Coffee wasn’t part of the meal service like it was back in the day.  The options were milk or a juice like apple or orange for breakfast, and for lunch and dinner a Kool-Aid like drink, or water.  The serving size was listed as 1 cup, but the plastic cups were small, and I don’t think could hold 8 ounces without spilling.

If you look at the published menu included below you will see that it looks a lot like a public-school lunch menu.  The menu had a 6-week cycle where the lunch and dinner meals were switched, so the reality was 3 weeks of menu variety.  While it looks good on paper, I can assure you that the paper tastes better.  As I have described elsewhere theft was a major problem, especially after it was turned over to Aramark and Trinity.  This had a significant impact on the meal preparation.  For instance, when a recipe called for spices, the required amounts would be issued to the inmate cook.  If he decided to steal the spices and sell them on the yard, then the dish he prepared would be bland.  Likewise, the Kool-Aid drink mix came in powdered form and if the person preparing it decided to take some of it then the drink would taste watery.  Many guys would take the seasoning packs from Raman Noodles that they would purchase in the commissary to season the meals in the chow hall.  I did that on a regular basis, but I also noticed that the food served in the chow hall was like a flavor blackhole.  No matter how much seasonings or hot sauce I put on some dishes it didn’t seem to make a difference.

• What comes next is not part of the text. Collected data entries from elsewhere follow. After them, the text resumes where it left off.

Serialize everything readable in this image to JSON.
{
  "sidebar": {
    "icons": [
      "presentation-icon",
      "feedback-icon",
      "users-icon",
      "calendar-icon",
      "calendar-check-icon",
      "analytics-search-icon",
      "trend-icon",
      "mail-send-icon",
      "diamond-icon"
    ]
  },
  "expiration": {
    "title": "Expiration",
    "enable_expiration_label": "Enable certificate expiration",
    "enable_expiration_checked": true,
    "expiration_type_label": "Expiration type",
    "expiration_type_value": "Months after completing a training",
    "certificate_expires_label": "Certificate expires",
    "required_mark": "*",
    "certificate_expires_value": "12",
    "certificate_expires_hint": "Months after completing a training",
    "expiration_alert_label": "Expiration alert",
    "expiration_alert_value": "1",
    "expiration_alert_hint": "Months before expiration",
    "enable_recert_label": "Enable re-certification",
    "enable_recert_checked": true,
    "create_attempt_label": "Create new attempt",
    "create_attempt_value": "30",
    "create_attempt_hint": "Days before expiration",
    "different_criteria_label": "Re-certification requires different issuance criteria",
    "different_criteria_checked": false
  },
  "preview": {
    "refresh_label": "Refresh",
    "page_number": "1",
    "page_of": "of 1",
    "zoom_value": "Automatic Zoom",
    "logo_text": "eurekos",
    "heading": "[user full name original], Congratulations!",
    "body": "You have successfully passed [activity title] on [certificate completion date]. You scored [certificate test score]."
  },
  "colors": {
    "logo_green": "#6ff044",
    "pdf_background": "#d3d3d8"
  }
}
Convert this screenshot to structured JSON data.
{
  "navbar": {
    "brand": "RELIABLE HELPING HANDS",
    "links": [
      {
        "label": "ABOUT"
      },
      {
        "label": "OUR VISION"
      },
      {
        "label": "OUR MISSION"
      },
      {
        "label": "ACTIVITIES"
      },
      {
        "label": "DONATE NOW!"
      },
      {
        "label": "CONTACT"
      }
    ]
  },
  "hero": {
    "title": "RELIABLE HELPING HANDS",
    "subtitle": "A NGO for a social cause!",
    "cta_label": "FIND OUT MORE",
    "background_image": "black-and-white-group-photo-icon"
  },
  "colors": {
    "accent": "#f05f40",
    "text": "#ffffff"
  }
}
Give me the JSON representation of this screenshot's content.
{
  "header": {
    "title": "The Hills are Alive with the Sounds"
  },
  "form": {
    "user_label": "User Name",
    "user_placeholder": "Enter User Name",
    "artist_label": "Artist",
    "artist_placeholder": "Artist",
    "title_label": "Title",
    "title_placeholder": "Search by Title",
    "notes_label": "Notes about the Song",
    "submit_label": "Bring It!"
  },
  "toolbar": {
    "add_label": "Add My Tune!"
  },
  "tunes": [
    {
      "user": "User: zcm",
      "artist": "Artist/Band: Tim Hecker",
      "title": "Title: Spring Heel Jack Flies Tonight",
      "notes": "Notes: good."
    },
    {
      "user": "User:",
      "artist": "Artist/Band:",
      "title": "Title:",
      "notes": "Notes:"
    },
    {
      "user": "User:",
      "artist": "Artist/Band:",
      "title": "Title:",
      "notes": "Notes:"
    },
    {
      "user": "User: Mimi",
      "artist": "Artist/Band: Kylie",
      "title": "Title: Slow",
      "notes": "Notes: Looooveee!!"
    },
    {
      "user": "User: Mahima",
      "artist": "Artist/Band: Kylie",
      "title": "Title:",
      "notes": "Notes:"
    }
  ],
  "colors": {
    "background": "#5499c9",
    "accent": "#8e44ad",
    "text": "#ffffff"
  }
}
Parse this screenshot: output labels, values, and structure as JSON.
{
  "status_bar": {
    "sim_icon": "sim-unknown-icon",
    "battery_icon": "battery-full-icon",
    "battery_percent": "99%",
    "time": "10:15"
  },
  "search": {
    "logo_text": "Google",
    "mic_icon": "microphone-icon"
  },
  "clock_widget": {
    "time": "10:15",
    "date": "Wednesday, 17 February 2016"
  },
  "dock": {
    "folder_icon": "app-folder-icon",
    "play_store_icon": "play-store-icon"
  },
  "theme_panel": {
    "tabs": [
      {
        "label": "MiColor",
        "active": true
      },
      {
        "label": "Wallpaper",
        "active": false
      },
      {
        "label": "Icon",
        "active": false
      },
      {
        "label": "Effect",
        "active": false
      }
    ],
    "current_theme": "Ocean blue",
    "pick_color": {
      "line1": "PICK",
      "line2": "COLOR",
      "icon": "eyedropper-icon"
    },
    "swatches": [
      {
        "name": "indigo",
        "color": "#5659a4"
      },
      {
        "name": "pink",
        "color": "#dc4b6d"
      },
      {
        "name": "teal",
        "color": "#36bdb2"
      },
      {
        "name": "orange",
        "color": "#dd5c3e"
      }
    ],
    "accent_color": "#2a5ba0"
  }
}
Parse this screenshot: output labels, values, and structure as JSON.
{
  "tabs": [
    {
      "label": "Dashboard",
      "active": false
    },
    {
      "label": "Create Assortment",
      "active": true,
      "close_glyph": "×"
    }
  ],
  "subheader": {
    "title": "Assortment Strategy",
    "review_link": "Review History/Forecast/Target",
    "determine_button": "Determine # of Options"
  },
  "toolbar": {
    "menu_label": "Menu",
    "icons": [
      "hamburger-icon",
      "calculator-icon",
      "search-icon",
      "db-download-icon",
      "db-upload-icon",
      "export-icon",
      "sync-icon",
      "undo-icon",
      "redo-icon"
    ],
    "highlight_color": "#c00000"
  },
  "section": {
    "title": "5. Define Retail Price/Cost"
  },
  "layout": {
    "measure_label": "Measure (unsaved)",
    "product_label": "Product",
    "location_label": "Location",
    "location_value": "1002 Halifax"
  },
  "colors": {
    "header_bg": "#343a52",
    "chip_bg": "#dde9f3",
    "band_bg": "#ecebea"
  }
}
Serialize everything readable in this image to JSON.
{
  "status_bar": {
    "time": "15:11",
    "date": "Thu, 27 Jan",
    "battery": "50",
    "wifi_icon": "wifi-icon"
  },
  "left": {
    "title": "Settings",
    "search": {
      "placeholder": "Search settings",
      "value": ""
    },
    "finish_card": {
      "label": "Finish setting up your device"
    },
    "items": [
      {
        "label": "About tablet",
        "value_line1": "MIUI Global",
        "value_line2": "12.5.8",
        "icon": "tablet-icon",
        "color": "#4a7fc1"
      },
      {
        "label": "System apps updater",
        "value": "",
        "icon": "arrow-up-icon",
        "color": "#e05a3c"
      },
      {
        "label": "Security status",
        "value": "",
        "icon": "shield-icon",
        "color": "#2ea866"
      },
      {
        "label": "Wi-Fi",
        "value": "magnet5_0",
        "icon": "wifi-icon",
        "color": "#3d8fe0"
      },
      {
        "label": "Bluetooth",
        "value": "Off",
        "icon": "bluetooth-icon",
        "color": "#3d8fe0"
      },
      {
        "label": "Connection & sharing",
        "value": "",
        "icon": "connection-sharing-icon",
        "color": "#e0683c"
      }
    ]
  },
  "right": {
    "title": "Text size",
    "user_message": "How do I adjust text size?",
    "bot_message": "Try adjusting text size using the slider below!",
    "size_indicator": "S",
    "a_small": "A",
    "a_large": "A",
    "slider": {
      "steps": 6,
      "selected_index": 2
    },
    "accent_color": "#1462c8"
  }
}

On several special occasions when volunteers from a faith-based organization came into the prison and shared a meal with us in the chow hall, I got to observe first-hand the reactions of people who had never tasted prison food before.  The experienced volunteers who knew better than to eat the meal would stick to the fruit, but there was always one rookie who would try the meal.  Without fail we would hear the next day that the brave volunteer who tried the food ended up sick overnight.  To say that prison food is an acquired taste would be an understatement.  Conversely, I heard from more than one guy who had returned to prison that there would be a period of adjustment when I went home as my body got used to real food again.  The only good thing that I can say about prison food is that it is better than what they serve in the county jails.